Menasha Paper Co. v. Chicago & Northwestern Ry. Co.
241 U.S. 55 (1916)

Annotate this Case

U.S. Supreme Court

Menasha Paper Co. v. Chicago & Northwestern Ry. Co., 241 U.S. 55 (1916)

Menasha Paper Co. v. Chicago &

Northwestern Railway Company

No. 696

Argued April 3, 1916

Decided April 24, 1916

241 U.S. 55

Syllabus

The Hepburn Act of 1906 amending the Act to Regulate Commerce requires railroad companies to provide and furnish transportation to shippers on reasonable request therefor.

Where shippers, who are under contract to deliver interstate shipments in carload lots, call upon an interstate carrier for cars, the carrier is bound to furnish them, and the consignee cannot refuse delivery and by notifying the carrier of its intention to do so, relieve itself of demurrage charges according to the published tariff.

Page 241 U. S. 56

An interstate carrier cannot, at the request of a consignee who is under contract to receive interstate shipments, declare an embargo on the shipments and refuse to furnish cars for the shippers, and if it temporarily does so and then removes the embargo, the latter act is but a return to its duty under the Act, and failure to notify the consignee of its action does not relieve the latter from liability for demurrage provided by the published tariff.
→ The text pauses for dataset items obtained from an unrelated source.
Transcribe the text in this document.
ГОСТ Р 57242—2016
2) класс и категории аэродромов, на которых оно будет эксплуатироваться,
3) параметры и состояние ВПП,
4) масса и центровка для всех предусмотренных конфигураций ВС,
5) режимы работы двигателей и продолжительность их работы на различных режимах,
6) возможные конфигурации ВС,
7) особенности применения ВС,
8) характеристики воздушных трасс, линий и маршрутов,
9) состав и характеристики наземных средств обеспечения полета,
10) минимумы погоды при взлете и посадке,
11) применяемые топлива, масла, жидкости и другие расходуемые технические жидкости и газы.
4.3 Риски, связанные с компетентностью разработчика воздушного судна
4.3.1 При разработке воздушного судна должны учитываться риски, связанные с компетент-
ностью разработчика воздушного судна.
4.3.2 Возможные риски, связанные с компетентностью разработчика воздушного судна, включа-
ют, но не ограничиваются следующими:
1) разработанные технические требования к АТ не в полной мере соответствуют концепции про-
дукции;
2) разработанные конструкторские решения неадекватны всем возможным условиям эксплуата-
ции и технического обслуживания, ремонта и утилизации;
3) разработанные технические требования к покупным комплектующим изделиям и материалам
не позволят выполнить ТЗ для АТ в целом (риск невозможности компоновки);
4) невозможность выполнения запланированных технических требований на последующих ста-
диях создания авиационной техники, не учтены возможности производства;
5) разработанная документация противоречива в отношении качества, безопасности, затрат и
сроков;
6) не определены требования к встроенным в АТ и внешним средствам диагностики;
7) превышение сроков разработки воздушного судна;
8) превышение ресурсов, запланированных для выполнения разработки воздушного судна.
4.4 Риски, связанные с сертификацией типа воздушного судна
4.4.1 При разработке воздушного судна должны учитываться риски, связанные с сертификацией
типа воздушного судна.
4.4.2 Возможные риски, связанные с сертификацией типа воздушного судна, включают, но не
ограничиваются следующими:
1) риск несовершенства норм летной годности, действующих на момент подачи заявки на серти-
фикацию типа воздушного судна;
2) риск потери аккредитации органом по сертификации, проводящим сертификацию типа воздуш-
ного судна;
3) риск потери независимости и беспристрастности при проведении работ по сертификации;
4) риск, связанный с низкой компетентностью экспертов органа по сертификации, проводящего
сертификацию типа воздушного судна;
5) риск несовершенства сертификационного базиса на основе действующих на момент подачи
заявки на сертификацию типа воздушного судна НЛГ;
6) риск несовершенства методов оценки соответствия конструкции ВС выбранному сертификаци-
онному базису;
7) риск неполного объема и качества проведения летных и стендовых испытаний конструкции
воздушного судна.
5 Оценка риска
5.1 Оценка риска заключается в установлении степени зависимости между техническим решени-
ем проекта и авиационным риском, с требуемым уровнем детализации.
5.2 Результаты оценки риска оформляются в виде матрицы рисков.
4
Published rules relating to tariffs of interstate carriers must have a reasonable construction.

The fact that an interstate carrier complied with the request of a consignee having a private siding to deliver daily on its siding only the number of cars that could be conveniently handled, although more could be actually placed on such siding, did not in this case relieve the consignee from demurrage charges specified in the published tariff on cars held by the carrier awaiting the consignee's convenience after arrival and readiness to deliver on the siding.

159 Wis. 508 affirmed.

The facts, which involve the right of a railroad to collect demurrage on cars in interstate and intrastate commerce, are stated in the opinion.